Consequently, the invention is intended to be limited only by the spirit and scope of the appended claims, giving full cognizance to equivalents in all respects.

Claims

1. A method for optimizing a memory system, the method comprising:

providing the memory system with a memory system cache hierarchy having a plurality of caches, at least one of the caches having a different cache line size;

determining a cache line size for each of the plurality of caches; and,

determining a cache line size based upon the size of a storage device access.

2. The method of claim 1 further comprising:

factoring the cache line size for each of the plurality of caches when performing a least recently used type line replacement operation.

3. The method of claim 1 wherein:

the plurality of caches comprise a dynamic random access memory (DRAM) type cache and a flash memory type cache.

4. The method of claim 3 wherein:

the memory system cache hierarchy comprises a higher level cache; and further comprising: dividing the higher level cache into a DRAM cache and a flash cache.

5. The method of claim 4 further comprising:

setting different cache line sizes in the DRAM cache and the flash cache to enable accessing of these caches to be optimized for respective DRAM burst and flash page sizes.

6. The method of claim 1 wherein:

the plurality of caches are arranged as different cache levels within the memory system cache hierarchy.

7. The method of claim 1 wherein:

a plurality of cache line sizes are included within in a single cache of the memory system cache hierarchy.

8. The method of claim 1 wherein:

at least one of the cache line sizes is optimized to support one or multiple sequential DRAM bursts.

9. A memory system comprising:

a memory system cache hierarchy, the memory system cache hierarchy comprising a plurality of caches, each of the caches having different cache line sizes; and,

a cache management system, the cache management system determining a cache line size for at least one of the plurality of caches; and determining a cache line size based upon the size of a storage device access.

10. The memory system of claim 9 wherein the cache management system:

factors the cache line size for each of the plurality of caches when performing a least recently used type line replacement operation.

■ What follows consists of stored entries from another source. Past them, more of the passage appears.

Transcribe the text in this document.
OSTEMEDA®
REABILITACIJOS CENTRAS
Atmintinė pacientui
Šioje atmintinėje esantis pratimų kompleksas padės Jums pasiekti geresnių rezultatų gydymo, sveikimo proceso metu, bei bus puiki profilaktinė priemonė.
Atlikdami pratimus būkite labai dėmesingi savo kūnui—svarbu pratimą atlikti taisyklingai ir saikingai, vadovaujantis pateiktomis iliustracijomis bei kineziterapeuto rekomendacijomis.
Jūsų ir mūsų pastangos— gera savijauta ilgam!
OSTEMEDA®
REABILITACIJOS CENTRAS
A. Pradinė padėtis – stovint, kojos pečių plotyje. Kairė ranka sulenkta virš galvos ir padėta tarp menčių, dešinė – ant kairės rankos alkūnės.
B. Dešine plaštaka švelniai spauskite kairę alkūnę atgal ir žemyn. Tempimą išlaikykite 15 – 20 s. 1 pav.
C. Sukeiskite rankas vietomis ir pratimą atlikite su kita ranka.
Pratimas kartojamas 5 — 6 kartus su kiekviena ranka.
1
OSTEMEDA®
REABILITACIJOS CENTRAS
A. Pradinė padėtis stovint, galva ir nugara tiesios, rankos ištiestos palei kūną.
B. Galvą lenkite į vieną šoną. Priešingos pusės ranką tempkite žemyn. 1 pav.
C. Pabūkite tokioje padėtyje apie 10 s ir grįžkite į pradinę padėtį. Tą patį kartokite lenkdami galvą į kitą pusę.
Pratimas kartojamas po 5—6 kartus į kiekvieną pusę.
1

11. The memory system of claim 9 wherein:

the plurality of caches comprise a dynamic random access memory (DRAM) type cache and a flash memory type cache.

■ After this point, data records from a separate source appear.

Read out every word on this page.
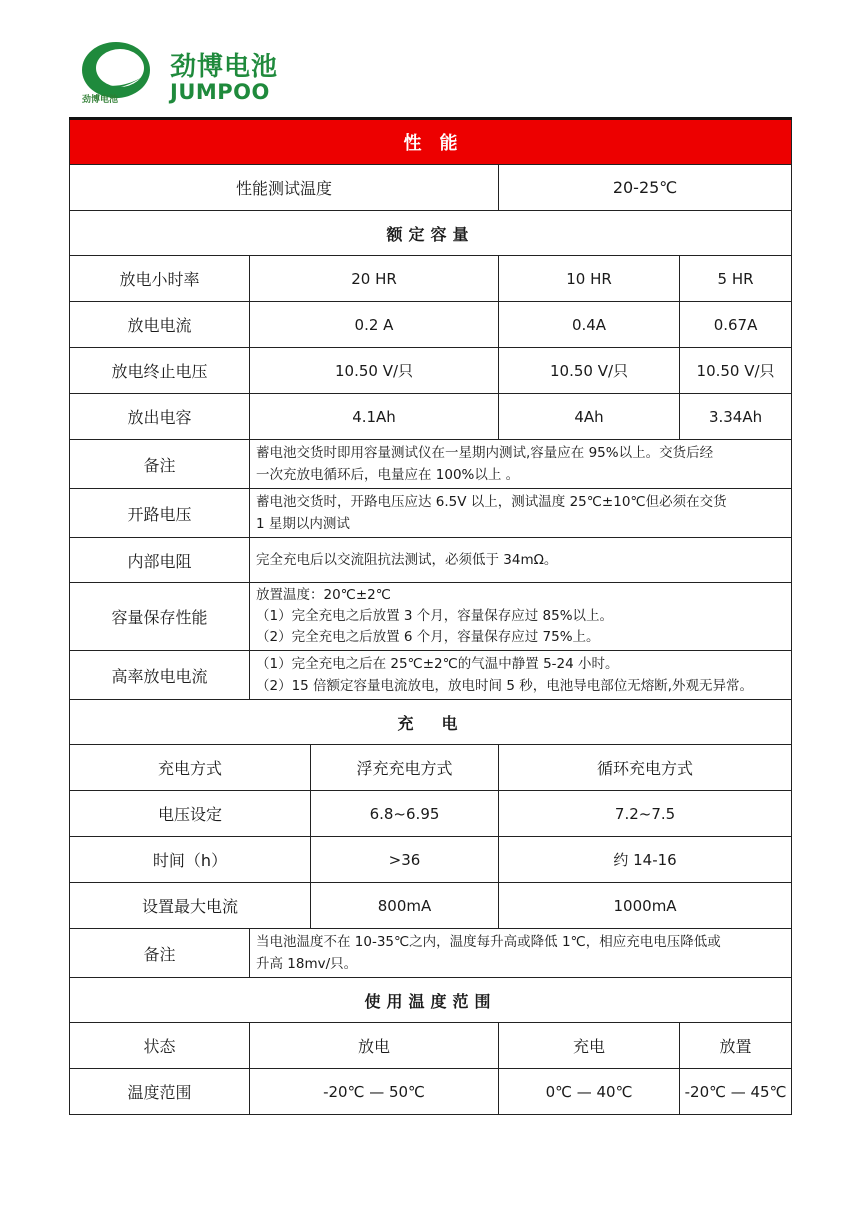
劲博电池
劲博电池
JUMPOO
性　能				
性能测试温度			20-25℃	
额定容量				
放电小时率	20 HR		10 HR	5 HR
放电电流	0.2 A		0.4A	0.67A
放电终止电压	10.50 V/只		10.50 V/只	10.50 V/只
放出电容	4.1Ah		4Ah	3.34Ah
备注	蓄电池交货时即用容量测试仪在一星期内测试,容量应在 95%以上。交货后经
一次充放电循环后，电量应在 100%以上 。			

开路电压	蓄电池交货时，开路电压应达 6.5V 以上，测试温度 25℃±10℃但必须在交货
1 星期以内测试			

内部电阻	完全充电后以交流阻抗法测试，必须低于 34mΩ。			

容量保存性能	放置温度：20℃±2℃
（1）完全充电之后放置 3 个月，容量保存应过 85%以上。
（2）完全充电之后放置 6 个月，容量保存应过 75%上。			

高率放电电流	（1）完全充电之后在 25℃±2℃的气温中静置 5-24 小时。
（2）15 倍额定容量电流放电，放电时间 5 秒，电池导电部位无熔断,外观无异常。			

充　电				
充电方式		浮充充电方式	循环充电方式	
电压设定		6.8~6.95	7.2~7.5	
时间（h）		>36	约 14-16	
设置最大电流		800mA	1000mA	
备注	当电池温度不在 10-35℃之内，温度每升高或降低 1℃，相应充电电压降低或
升高 18mv/只。			

使用温度范围				
状态	放电		充电	放置
温度范围	-20℃ — 50℃		0℃ — 40℃	-20℃ — 45℃
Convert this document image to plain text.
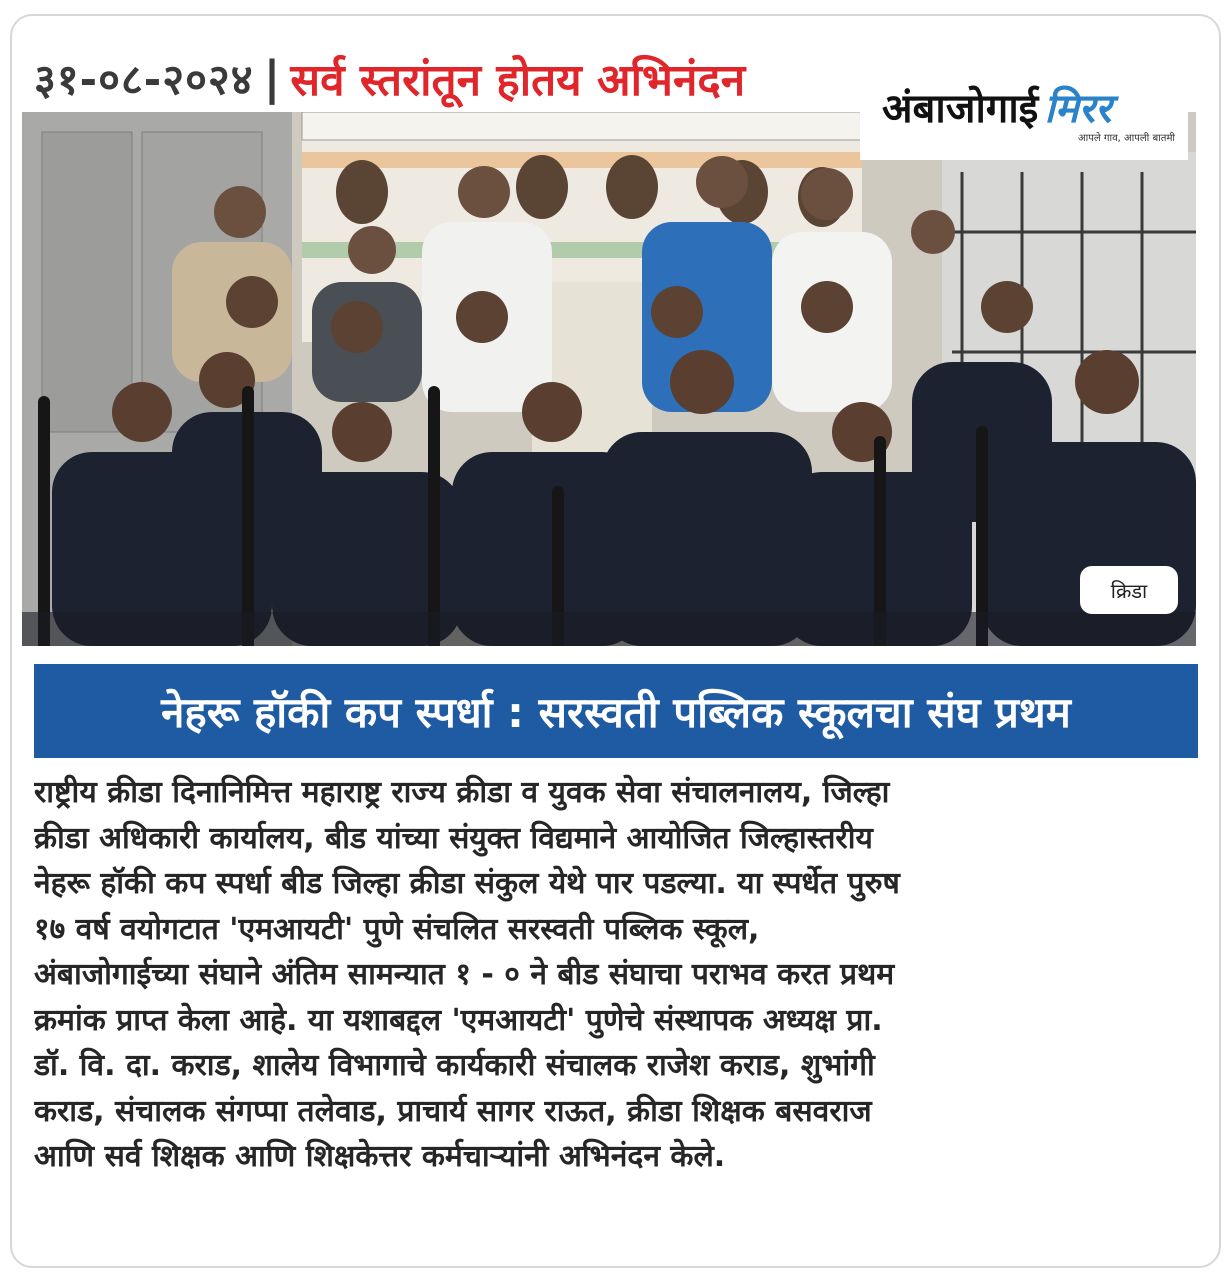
३१-०८-२०२४ | सर्व स्तरांतून होतय अभिनंदन
अंबाजोगाई मिरर
आपले गाव, आपली बातमी
क्रिडा
नेहरू हॉकी कप स्पर्धा : सरस्वती पब्लिक स्कूलचा संघ प्रथम
राष्ट्रीय क्रीडा दिनानिमित्त महाराष्ट्र राज्य क्रीडा व युवक सेवा संचालनालय, जिल्हा
क्रीडा अधिकारी कार्यालय, बीड यांच्या संयुक्त विद्यमाने आयोजित जिल्हास्तरीय
नेहरू हॉकी कप स्पर्धा बीड जिल्हा क्रीडा संकुल येथे पार पडल्या. या स्पर्धेत पुरुष
१७ वर्ष वयोगटात 'एमआयटी' पुणे संचलित सरस्वती पब्लिक स्कूल,
अंबाजोगाईच्या संघाने अंतिम सामन्यात १ - ० ने बीड संघाचा पराभव करत प्रथम
क्रमांक प्राप्त केला आहे. या यशाबद्दल 'एमआयटी' पुणेचे संस्थापक अध्यक्ष प्रा.
डॉ. वि. दा. कराड, शालेय विभागाचे कार्यकारी संचालक राजेश कराड, शुभांगी
कराड, संचालक संगप्पा तलेवाड, प्राचार्य सागर राऊत, क्रीडा शिक्षक बसवराज
आणि सर्व शिक्षक आणि शिक्षकेत्तर कर्मचाऱ्यांनी अभिनंदन केले.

12. The memory system of claim 11 wherein:

the memory system cache hierarchy comprises a higher level cache; and

the cache management system divides the higher level cache into a DRAM cache and a flash cache.

13. The memory system of claim 12 wherein the cache management system:

sets different cache line sizes in the DRAM cache and the flash cache to enable accessing of these caches to be optimized for respective cache line sizes.

14. The memory system of claim 9 wherein:

the plurality of caches are arranged as different cache levels within the memory system cache hierarchy.

15. The memory system of claim 9 wherein:

a plurality of cache line sizes are included within in a single cache of the memory system cache hierarchy.

16. The memory system of claim 9 wherein:

at least one of the cache line sizes is optimized to support one or multiple sequential DRAM bursts.